“The chemist in me loves mixing fragrances and experimenting. My instruction manual is 40 pages, not two pages. I like to explain the chemistry behind the process, and this way anyone can make great candles. The more I learn, the more I can teach.”
The way that Frosa Katsis, owner of Soy Candles, talks about candle making, you would think she’d be more comfortable wearing a lab coat instead of an apron. But that’s precisely what’s so special about Frosa: She brings the art and science together in her craft.
Why Soy Candles?
Paraffin candles are usually cheaper and more widely available, but there are three important reasons why you should choose soy in your next candle-shopping spree:
- Soy candles release chemicals that do not overpower the smell of food, which plays a key role in enjoying your meals. If you like candle-lit dinners, soy is the better choice.

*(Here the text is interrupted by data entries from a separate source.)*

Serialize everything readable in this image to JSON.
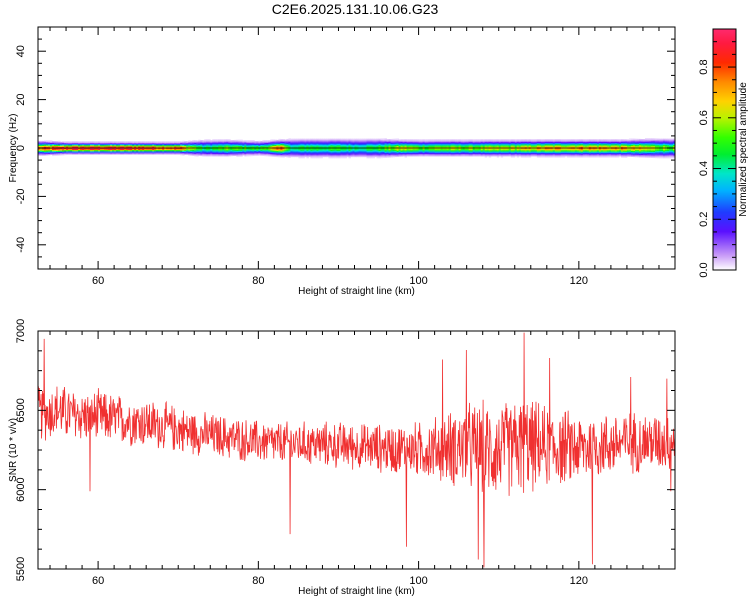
{
  "title": "C2E6.2025.131.10.06.G23",
  "chart_data": [
    {
      "type": "heatmap",
      "title": "",
      "xlabel": "Height of straight line (km)",
      "ylabel": "Frequency (Hz)",
      "xlim": [
        52.5,
        132
      ],
      "ylim": [
        -50,
        50
      ],
      "xticks": [
        60,
        80,
        100,
        120
      ],
      "yticks": [
        -40,
        -20,
        0,
        20,
        40
      ],
      "colorbar": {
        "label": "Normalized spectral amplitude",
        "range": [
          0.0,
          0.95
        ],
        "ticks": [
          0.0,
          0.2,
          0.4,
          0.6,
          0.8
        ]
      },
      "band": {
        "center_frequency": 0,
        "x": [
          53,
          56,
          60,
          65,
          70,
          73,
          76,
          80,
          83,
          84,
          86,
          88,
          90,
          92,
          95,
          98,
          100,
          103,
          106,
          110,
          115,
          120,
          125,
          130,
          132
        ],
        "peak_amplitude": [
          0.78,
          0.9,
          0.92,
          0.9,
          0.82,
          0.45,
          0.55,
          0.5,
          0.8,
          0.4,
          0.5,
          0.48,
          0.5,
          0.45,
          0.5,
          0.65,
          0.55,
          0.6,
          0.58,
          0.62,
          0.7,
          0.75,
          0.72,
          0.6,
          0.55
        ],
        "half_width_hz": [
          3,
          2.5,
          2.5,
          2.5,
          2.5,
          3.5,
          3.5,
          3,
          3.5,
          4,
          4,
          4,
          4,
          4,
          4,
          3.5,
          3.5,
          3.5,
          3.5,
          3.5,
          3.5,
          3.5,
          3.5,
          4,
          4
        ]
      }
    },
    {
      "type": "line",
      "title": "",
      "xlabel": "Height of straight line (km)",
      "ylabel": "SNR (10 * v/v)",
      "xlim": [
        52.5,
        132
      ],
      "ylim": [
        5500,
        7000
      ],
      "xticks": [
        60,
        80,
        100,
        120
      ],
      "yticks": [
        5500,
        6000,
        6500,
        7000
      ],
      "color": "#f03030",
      "x": [
        53,
        55,
        57,
        60,
        63,
        66,
        70,
        73,
        76,
        80,
        83,
        86,
        90,
        93,
        96,
        100,
        103,
        106,
        108,
        110,
        113,
        116,
        120,
        123,
        126,
        130,
        132
      ],
      "y": [
        6480,
        6500,
        6470,
        6460,
        6440,
        6420,
        6380,
        6350,
        6330,
        6300,
        6290,
        6290,
        6280,
        6270,
        6260,
        6250,
        6260,
        6270,
        6240,
        6250,
        6280,
        6270,
        6260,
        6280,
        6300,
        6300,
        6310
      ],
      "noise_amplitude": [
        180,
        180,
        170,
        170,
        160,
        160,
        150,
        140,
        140,
        140,
        140,
        140,
        150,
        150,
        160,
        180,
        220,
        280,
        320,
        300,
        320,
        260,
        230,
        210,
        200,
        190,
        180
      ],
      "spikes": [
        {
          "x": 53.3,
          "y": 6950
        },
        {
          "x": 59,
          "y": 5990
        },
        {
          "x": 84,
          "y": 5720
        },
        {
          "x": 98.5,
          "y": 5640
        },
        {
          "x": 103,
          "y": 6820
        },
        {
          "x": 106,
          "y": 6880
        },
        {
          "x": 107.5,
          "y": 5560
        },
        {
          "x": 108.2,
          "y": 5510
        },
        {
          "x": 113.2,
          "y": 6990
        },
        {
          "x": 116.4,
          "y": 6830
        },
        {
          "x": 121.7,
          "y": 5530
        },
        {
          "x": 126.5,
          "y": 6710
        },
        {
          "x": 131,
          "y": 6700
        },
        {
          "x": 131.5,
          "y": 5990
        }
      ]
    }
  ]
}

- Soy burns cleaner and produces about 90 percent less soot than paraffin, significantly reducing indoor air pollution. This makes soy candles the healthier alternative.
- Soy candles are also more sustainable and safer than paraffin candles: They don’t blacken your walls, burn too much heat, or tip easily without tapers.
The Joy of Candle Making
As a chemist, Frosa would mix and match different elements to create a winning fragrance. And she brings the same discipline to candle making.
“I prefer to keep my candles white and love the lemongrass-eucalyptus blend, but also really like a fragrance called Baies - a truly beautiful fruity accord of blackcurrant with rose petals and hints of fir needle, clove, lemon peel, and musk.”
Packaging also plays a vital role in making a great soy candle. Frosa shares, “The search is always on for great glassware. Soy wax melts at a low temperature, so they need to be in jars. I have a great supplier that I now work with and their glassware is amazing.”
Sounds complicated? “The process is quite simple if you stick to the rules - my rules that is,” Frosa quips.
Making soy candles is relatively simple and consists of three basic parts: melting the wax, adding fragrance oils, and assembly. But the process is entirely customisable and the most important thing to learn in this craft, according to Frosa, is the subtleties. Using minimal heat to melt the wax, selecting the correct jar, the right wick for your jar, and not getting carried away with how much fragrance and colour you add - these are just some of the nuances behind creating an excellent-grade candle.